² Institute for Advanced and Applied Chemical Synthesis, Jinan University, Guangzhou 510632, China.
³ Institute for Molecular Bioscience, The University of Queensland, St. Lucia, QLD 4072, Australia.

Abstract

The bioderived platform molecule levoglucosenone (LGO, 1) and its readily prepared pseudoenantiomer (iso-LGO, 2) have each been subjected to α-iodination reactions with the product halides then being engaged in palladium-catalyzed Ullmann cross-coupling reactions with various bromonitropyridines.

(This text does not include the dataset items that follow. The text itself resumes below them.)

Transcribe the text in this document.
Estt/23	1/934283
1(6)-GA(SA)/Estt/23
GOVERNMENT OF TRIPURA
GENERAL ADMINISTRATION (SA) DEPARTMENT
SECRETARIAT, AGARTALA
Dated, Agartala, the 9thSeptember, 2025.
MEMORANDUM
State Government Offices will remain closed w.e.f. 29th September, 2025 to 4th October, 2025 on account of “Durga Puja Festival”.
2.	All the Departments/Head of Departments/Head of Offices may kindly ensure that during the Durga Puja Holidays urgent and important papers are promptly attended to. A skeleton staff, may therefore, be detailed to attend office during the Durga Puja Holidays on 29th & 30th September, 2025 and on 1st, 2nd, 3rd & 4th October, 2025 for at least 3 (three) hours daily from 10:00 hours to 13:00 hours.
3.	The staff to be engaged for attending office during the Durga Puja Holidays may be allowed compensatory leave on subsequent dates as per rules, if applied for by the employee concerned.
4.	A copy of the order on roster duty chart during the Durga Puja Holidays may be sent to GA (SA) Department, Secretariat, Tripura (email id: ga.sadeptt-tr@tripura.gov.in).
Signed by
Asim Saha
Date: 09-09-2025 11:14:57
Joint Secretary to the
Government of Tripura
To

The corresponding α-pyridinylated derivatives such as 11 and 24, respectively, are produced as a result. Biological screening of such products reveals that certain of them display potent and selective antimicrobial and/or cytotoxic properties. In contrast, the azaindoles obtained by reductive cyclization of compounds such as 11 and 12 are essentially inactive in these respects. Preliminary mode-of-action studies are reported.